R - Ah, então, esses são todos os shapes que a Mel usou em todos esses anos que ela começou a andar de skate. E de bicicleta também, porque eu ainda tinha uma bicicleta. Então a gente tem o primeiro, que foi o primeiro que ela ganhou, e tem os outros que a gente ganhou alguns eventos. E quando enche, quando o shape enche de adesivo, eu troco o shape, ou eu compro, a gente acaba ganhando de alguma loja, ou alguém presenteia a gente por aí. Então, esses adesivos não são só adesivos, o adesivo tem história, tem tipo as empresas, têm os skatistas que tem (adesivos), tem as empresas de Pet também. Em todos eles eu coloco adesivo pra me lembrar do momento: “Ah, esse daqui tem esse daqui, da capivara”, é uma corrida de capivara, de skate e tem uma capivara, que a gente foi, por exemplo, então eles todos têm uma história, nesse sentido.
01:02:52
P1 - E tem uma história desses adesivos que tenha sido muito marcante, que você queria registrar?
R - Hum.

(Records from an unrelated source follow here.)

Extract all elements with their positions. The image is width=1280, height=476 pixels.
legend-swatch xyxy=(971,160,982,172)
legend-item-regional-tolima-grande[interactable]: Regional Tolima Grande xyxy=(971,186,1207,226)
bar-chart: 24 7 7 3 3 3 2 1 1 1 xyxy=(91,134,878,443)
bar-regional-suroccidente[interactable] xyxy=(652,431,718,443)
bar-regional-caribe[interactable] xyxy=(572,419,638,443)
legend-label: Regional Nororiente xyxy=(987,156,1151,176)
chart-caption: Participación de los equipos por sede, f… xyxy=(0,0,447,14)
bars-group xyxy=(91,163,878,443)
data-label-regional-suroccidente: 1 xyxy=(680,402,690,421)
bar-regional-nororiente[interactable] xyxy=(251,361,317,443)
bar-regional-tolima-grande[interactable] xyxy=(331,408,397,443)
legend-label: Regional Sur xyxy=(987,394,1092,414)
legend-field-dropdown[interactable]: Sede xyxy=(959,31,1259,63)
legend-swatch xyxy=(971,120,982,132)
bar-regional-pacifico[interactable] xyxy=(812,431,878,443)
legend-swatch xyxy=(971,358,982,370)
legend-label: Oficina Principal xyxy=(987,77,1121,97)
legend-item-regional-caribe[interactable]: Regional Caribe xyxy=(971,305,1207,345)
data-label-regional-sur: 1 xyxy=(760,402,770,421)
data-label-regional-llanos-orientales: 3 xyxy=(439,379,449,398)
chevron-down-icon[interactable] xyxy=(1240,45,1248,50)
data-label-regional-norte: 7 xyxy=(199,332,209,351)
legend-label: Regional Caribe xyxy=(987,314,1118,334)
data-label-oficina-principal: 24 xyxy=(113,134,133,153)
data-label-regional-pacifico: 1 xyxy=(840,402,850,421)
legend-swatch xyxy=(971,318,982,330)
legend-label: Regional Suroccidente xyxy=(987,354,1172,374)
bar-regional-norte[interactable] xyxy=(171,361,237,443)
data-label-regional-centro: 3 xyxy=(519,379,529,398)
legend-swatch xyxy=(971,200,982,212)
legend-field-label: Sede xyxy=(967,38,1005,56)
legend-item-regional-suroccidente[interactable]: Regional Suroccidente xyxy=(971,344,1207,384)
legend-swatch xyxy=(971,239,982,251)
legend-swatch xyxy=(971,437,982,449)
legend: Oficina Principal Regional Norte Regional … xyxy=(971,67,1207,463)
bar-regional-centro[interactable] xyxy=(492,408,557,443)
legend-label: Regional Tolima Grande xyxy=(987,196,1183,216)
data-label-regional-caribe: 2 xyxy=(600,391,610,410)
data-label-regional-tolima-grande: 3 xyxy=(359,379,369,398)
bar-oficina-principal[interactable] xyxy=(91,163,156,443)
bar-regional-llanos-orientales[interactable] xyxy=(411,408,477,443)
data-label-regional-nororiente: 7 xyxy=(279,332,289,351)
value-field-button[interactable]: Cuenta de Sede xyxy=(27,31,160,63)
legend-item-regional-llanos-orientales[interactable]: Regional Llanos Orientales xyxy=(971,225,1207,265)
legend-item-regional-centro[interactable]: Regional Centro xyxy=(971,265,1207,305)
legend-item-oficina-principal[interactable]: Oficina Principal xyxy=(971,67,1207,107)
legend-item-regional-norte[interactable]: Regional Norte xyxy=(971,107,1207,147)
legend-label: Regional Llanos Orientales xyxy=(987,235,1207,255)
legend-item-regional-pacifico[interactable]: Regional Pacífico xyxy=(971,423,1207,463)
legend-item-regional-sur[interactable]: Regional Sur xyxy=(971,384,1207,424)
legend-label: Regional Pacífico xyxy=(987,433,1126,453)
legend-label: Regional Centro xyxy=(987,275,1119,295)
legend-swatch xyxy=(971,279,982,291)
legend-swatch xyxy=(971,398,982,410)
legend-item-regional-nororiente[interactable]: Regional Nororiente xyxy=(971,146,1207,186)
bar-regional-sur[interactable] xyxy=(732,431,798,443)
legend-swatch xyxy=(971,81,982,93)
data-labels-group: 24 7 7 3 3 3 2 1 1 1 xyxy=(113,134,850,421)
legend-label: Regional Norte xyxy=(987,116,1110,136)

Olha, tem esse aqui que foi o primeiro, que foi o que a gente foi pro programa do Ratinho, que eu fui levar ela com esse shape aqui, e que era pra ganhar uma Scooter. Então a gente foi pro SBT, porque eles vieram pra contar uma parte da nossa história também, porque com a bike a gente pegava sol e a gente pegava chuva. Então, não tinha proteção pra cachorro e São Paulo é muito doido, a gente sai de manhã com o sol lascado e voltava com a chuva. Pedalando a gente demorava muito, porque com o skate era mais pesado ainda, então eu com minhas as pernas, demorava muito pra chegar aonde eu queria. E a gente foi para o programa para justamente ganhar uma Scooter para agilizar o nosso caminho; não pegar tanta chuva, não pegar tanto sol. Então acho que esse tem uma história legal porque é o primeiro shape com a imagem dela, é o que a gente foi pro Ratinho; mas tem o da Raíssa Leal também, que eu tinha um sonho de ter esse shape da Raíssa Leal pra ela andar, e a Raíssa curtiu, viu, tudo. Foi bem bacana, eu acho. Foi mais isso.
01:04:05
P1 - E essas medalhas, tem alguma mais importante?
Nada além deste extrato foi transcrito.